North American editions of Longley's work are published by Wake Forest University Press.

==Awards and honours==
Gorse Fires (1991) won the Whitbread Poetry Prize. The Weather in Japan (2000) won the T. S. Eliot Prize and the Hawthornden Prize. It also brought him the inaugural Yakamochi Medal in 2018. He received honorary doctorates from Queen's (1995) and Trinity (1999) and was the 2001 recipient of the Queen's Gold Medal for Poetry. Longley was appointed Commander of the Order of the British Empire (CBE) in the 2010 Birthday Honours.

Longley won a 2011 London Awards for Art and Performance. His collection A Hundred Doors won the Poetry Now Award in September 2012.

His 2014 collection, The Stairwell, won the 2015 International Griffin Poetry Prize. In 2015, he received the Ulster Tatler Lifetime Achievement Award. He was awarded the PEN Pinter Prize in 2017. The Chair of the judges, Don Paterson, said: "For decades now his effortlessly lyric and fluent poetry has been wholly suffused with the qualities of humanity, humility and compassion, never shying away from the moral complexity that comes from seeing both sides of an argument."
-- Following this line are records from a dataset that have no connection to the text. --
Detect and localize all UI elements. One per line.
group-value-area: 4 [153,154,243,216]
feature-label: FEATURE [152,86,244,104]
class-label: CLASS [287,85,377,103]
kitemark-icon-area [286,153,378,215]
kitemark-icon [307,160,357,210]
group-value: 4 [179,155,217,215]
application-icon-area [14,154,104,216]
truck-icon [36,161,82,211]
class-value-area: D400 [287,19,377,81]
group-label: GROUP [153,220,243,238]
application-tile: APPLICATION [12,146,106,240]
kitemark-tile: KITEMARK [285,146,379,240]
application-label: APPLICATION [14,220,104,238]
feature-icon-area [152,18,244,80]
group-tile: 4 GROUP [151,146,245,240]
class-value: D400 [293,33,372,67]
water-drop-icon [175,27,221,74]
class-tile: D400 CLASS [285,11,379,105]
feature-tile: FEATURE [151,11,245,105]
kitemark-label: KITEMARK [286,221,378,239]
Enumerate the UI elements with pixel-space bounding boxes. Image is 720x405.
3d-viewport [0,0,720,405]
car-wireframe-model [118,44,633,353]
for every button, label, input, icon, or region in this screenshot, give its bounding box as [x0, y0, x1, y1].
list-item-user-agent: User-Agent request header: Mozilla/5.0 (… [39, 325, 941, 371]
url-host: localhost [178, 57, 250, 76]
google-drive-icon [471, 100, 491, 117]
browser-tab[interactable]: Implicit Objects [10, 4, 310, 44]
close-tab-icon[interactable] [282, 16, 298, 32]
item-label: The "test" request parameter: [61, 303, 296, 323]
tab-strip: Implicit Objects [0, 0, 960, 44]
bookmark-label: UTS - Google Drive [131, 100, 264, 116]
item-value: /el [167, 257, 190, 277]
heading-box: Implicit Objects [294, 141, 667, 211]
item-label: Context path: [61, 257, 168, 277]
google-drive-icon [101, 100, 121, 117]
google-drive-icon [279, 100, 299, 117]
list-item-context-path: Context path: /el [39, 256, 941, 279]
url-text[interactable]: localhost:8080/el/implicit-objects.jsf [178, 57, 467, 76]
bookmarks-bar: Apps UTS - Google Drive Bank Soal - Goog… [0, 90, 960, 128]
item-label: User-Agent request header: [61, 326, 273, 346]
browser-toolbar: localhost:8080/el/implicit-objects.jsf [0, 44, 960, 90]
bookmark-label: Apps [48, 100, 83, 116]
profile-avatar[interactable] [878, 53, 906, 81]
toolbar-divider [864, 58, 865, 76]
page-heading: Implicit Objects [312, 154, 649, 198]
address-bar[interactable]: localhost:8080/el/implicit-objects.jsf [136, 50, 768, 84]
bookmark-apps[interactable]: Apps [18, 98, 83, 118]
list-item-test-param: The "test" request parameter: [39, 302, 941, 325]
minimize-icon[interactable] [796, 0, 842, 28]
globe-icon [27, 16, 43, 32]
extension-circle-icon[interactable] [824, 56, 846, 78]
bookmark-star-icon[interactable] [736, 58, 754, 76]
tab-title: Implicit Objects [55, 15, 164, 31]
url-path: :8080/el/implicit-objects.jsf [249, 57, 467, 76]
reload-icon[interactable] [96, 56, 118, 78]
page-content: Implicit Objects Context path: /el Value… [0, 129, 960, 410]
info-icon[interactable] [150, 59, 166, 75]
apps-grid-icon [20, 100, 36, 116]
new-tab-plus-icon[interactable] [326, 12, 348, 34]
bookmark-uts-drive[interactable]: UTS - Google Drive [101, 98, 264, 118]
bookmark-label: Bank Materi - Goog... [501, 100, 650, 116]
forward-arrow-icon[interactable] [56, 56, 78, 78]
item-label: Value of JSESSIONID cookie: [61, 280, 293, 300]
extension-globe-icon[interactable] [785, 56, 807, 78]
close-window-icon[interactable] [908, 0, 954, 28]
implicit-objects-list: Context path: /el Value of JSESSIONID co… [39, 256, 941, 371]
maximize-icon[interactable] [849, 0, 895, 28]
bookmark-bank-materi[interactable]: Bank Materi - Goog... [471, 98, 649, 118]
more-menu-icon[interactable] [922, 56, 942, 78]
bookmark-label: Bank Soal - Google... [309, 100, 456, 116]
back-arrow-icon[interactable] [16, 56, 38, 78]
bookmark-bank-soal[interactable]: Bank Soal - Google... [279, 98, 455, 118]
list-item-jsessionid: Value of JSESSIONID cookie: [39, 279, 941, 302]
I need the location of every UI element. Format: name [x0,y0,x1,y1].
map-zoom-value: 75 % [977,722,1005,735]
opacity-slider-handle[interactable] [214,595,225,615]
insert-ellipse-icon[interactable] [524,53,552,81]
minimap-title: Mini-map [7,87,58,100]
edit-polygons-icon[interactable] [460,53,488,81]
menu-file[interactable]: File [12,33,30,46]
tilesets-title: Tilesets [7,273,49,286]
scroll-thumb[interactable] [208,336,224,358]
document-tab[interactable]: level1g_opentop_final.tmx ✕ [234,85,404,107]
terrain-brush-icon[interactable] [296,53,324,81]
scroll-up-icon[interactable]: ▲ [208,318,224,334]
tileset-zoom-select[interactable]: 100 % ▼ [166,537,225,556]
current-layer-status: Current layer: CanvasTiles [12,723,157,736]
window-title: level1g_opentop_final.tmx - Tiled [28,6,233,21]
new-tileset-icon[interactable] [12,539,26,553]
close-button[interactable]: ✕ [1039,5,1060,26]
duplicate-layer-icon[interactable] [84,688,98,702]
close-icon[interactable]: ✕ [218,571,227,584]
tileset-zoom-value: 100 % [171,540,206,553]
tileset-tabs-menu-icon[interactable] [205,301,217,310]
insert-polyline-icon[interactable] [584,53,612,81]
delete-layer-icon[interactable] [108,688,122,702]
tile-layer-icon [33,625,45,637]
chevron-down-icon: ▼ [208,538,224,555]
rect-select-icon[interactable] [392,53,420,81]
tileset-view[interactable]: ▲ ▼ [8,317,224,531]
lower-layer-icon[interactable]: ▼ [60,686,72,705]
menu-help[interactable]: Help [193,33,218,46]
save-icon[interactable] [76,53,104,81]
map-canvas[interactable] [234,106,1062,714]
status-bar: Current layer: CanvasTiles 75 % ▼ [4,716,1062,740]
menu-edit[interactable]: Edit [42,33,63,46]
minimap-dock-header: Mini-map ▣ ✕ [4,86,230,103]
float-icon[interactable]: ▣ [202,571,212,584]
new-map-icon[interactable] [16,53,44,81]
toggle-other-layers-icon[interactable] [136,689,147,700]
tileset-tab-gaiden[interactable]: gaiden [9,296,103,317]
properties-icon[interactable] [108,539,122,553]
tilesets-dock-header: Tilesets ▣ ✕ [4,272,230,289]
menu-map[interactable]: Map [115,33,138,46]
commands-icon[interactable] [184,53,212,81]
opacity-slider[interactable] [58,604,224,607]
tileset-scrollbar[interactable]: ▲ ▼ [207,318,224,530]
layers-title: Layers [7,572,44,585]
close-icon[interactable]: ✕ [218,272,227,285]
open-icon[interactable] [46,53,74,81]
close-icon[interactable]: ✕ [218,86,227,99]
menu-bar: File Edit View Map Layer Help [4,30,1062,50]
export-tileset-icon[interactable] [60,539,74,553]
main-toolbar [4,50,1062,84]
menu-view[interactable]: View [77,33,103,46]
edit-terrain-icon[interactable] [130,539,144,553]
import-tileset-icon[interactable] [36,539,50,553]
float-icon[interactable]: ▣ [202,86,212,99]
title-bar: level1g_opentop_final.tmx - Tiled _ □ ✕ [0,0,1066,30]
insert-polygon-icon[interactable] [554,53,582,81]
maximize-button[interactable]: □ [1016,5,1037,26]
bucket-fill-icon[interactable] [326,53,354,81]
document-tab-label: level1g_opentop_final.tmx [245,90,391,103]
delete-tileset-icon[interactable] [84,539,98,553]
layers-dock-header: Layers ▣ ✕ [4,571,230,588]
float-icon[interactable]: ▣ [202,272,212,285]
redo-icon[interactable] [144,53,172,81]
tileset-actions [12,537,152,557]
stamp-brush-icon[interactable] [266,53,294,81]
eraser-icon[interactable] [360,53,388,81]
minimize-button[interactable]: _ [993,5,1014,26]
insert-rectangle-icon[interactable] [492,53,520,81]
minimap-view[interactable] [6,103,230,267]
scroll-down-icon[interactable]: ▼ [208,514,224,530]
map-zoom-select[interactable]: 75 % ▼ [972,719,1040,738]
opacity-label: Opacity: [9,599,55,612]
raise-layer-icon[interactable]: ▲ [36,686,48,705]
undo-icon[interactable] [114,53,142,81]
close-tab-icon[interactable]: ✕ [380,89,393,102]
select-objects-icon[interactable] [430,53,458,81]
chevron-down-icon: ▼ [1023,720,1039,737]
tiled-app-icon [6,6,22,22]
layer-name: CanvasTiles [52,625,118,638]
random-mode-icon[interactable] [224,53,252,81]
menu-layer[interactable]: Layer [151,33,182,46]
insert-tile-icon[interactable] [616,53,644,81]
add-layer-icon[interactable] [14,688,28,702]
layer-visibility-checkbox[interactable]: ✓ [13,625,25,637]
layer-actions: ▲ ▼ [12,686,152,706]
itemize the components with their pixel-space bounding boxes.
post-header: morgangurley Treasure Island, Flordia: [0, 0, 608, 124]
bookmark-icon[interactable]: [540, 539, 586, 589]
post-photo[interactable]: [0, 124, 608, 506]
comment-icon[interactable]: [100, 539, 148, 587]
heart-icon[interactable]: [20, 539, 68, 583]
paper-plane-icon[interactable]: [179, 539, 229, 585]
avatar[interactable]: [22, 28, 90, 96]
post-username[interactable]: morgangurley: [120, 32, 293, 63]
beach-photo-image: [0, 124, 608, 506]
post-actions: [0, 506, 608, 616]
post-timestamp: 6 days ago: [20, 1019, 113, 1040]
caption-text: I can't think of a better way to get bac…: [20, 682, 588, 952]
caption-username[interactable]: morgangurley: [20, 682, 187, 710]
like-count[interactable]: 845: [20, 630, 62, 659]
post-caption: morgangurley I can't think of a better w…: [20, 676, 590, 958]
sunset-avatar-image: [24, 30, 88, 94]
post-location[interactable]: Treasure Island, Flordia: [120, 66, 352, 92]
In 2015 Longley was elected a Freeman of the City of Belfast. In 2018, he was made an honorary fellow of Trinity. He was a fellow of the Royal Society of Literature and the Royal Hibernian Academy of Arts.

In autumn 2021, the School of English at Queen's University opened the Longley Room to honour the poet and his wife. The university also established the Michael Longley scholarship fund, offering two scholarships each year to poetry students of particular merit.